While the title is appropriately given automatically to the one who bore you in the womb, it can pick up a clarifying add-on along the way and become: “biological mother.”
You can have a mother you’ve never known. Whether because of tragedy or selfishness, this loss causes a confusion, awkwardness, and disconnect around the title of “Mother.”
It causes questions, anger, doubt, and fear. Sometimes even a solid determination rises up within you so that you can make sure to right the wrongs done to you.
The past can be a tricky thing. It can cause you to get stuck in a way that spoils the present. It can blind you to the good things you have (and even the good things that were).
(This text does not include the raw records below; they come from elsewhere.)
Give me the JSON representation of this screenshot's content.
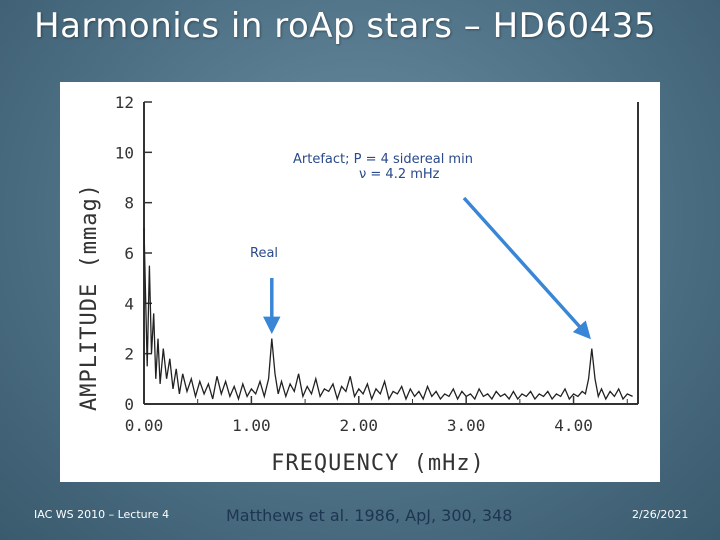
{
  "slide": {
    "title": "Harmonics in roAp stars – HD60435",
    "footer_left": "IAC WS 2010 – Lecture 4",
    "footer_center": "Matthews et al. 1986, ApJ, 300, 348",
    "footer_right": "2/26/2021"
  },
  "annotations": {
    "artefact_line1": "Artefact; P = 4 sidereal min",
    "artefact_line2": "ν = 4.2 mHz",
    "real": "Real"
  },
  "colors": {
    "arrow": "#3a86d6",
    "annotation_text": "#2a4a8a",
    "trace": "#222222"
  },
  "chart_data": {
    "type": "line",
    "xlabel": "FREQUENCY (mHz)",
    "ylabel": "AMPLITUDE (mmag)",
    "xlim": [
      0,
      4.6
    ],
    "ylim": [
      0,
      12
    ],
    "xticks": [
      "0.00",
      "1.00",
      "2.00",
      "3.00",
      "4.00"
    ],
    "yticks": [
      "0",
      "2",
      "4",
      "6",
      "8",
      "10",
      "12"
    ],
    "series": [
      {
        "x": [
          0.0,
          0.03,
          0.05,
          0.07,
          0.09,
          0.11,
          0.13,
          0.15,
          0.18,
          0.21,
          0.24,
          0.27,
          0.3,
          0.33,
          0.36,
          0.4,
          0.44,
          0.48,
          0.52,
          0.56,
          0.6,
          0.64,
          0.68,
          0.72,
          0.76,
          0.8,
          0.84,
          0.88,
          0.92,
          0.96,
          1.0,
          1.04,
          1.08,
          1.12,
          1.16,
          1.19,
          1.22,
          1.25,
          1.28,
          1.32,
          1.36,
          1.4,
          1.44,
          1.48,
          1.52,
          1.56,
          1.6,
          1.64,
          1.68,
          1.72,
          1.76,
          1.8,
          1.84,
          1.88,
          1.92,
          1.96,
          2.0,
          2.04,
          2.08,
          2.12,
          2.16,
          2.2,
          2.24,
          2.28,
          2.32,
          2.36,
          2.4,
          2.44,
          2.48,
          2.52,
          2.56,
          2.6,
          2.64,
          2.68,
          2.72,
          2.76,
          2.8,
          2.84,
          2.88,
          2.92,
          2.96,
          3.0,
          3.04,
          3.08,
          3.12,
          3.16,
          3.2,
          3.24,
          3.28,
          3.32,
          3.36,
          3.4,
          3.44,
          3.48,
          3.52,
          3.56,
          3.6,
          3.64,
          3.68,
          3.72,
          3.76,
          3.8,
          3.84,
          3.88,
          3.92,
          3.96,
          4.0,
          4.04,
          4.08,
          4.11,
          4.14,
          4.17,
          4.2,
          4.23,
          4.26,
          4.3,
          4.34,
          4.38,
          4.42,
          4.46,
          4.5,
          4.55
        ],
        "y": [
          7.0,
          1.5,
          5.5,
          2.0,
          3.6,
          1.0,
          2.6,
          0.8,
          2.2,
          1.0,
          1.8,
          0.6,
          1.4,
          0.4,
          1.2,
          0.5,
          1.0,
          0.3,
          0.9,
          0.4,
          0.8,
          0.2,
          1.1,
          0.4,
          0.9,
          0.3,
          0.7,
          0.2,
          0.8,
          0.3,
          0.6,
          0.4,
          0.9,
          0.3,
          1.0,
          2.6,
          1.2,
          0.4,
          0.9,
          0.3,
          0.8,
          0.5,
          1.2,
          0.3,
          0.7,
          0.4,
          1.0,
          0.3,
          0.6,
          0.5,
          0.8,
          0.2,
          0.7,
          0.5,
          1.1,
          0.3,
          0.6,
          0.4,
          0.8,
          0.2,
          0.6,
          0.4,
          0.9,
          0.2,
          0.5,
          0.4,
          0.7,
          0.2,
          0.6,
          0.3,
          0.5,
          0.2,
          0.7,
          0.3,
          0.5,
          0.2,
          0.4,
          0.3,
          0.6,
          0.2,
          0.5,
          0.3,
          0.4,
          0.2,
          0.6,
          0.3,
          0.4,
          0.2,
          0.5,
          0.3,
          0.4,
          0.2,
          0.5,
          0.2,
          0.4,
          0.3,
          0.5,
          0.2,
          0.4,
          0.3,
          0.5,
          0.2,
          0.4,
          0.3,
          0.6,
          0.2,
          0.4,
          0.3,
          0.5,
          0.4,
          1.0,
          2.2,
          1.0,
          0.3,
          0.6,
          0.2,
          0.5,
          0.3,
          0.6,
          0.2,
          0.4,
          0.3
        ]
      }
    ],
    "grid": false
  }
}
So how do you get unstuck?
Part of getting unstuck is recognizing what you are stuck on.
Is it the fear? The doubt? The grief?
Once you identify what it is you’re stuck on, you can start building the tools to get unstuck.
Do you need a hammer to smash it so you can really trust it’s gone? Something to warm it and soften it so you can mold it better into what will work for you today?
It’s different for everyone.
Something that’s helped me most is reconciling my expectations with reality so that my hope button wasn’t jammed any more. I didn’t remove the button all together, I just got it unstuck so that I wasn’t always hoping for better and could continue to see the relationship with my biological mom for what it was-a relationship with someone I could trust was untrustworthy.
As I near another Mother’s Day and help my four children to write their cards to grandparents and pretend not to know they’re shopping for me with their dad, I’m thankful to be able to grow as a mother and offer them a chance at more years than I got to know me as their mother.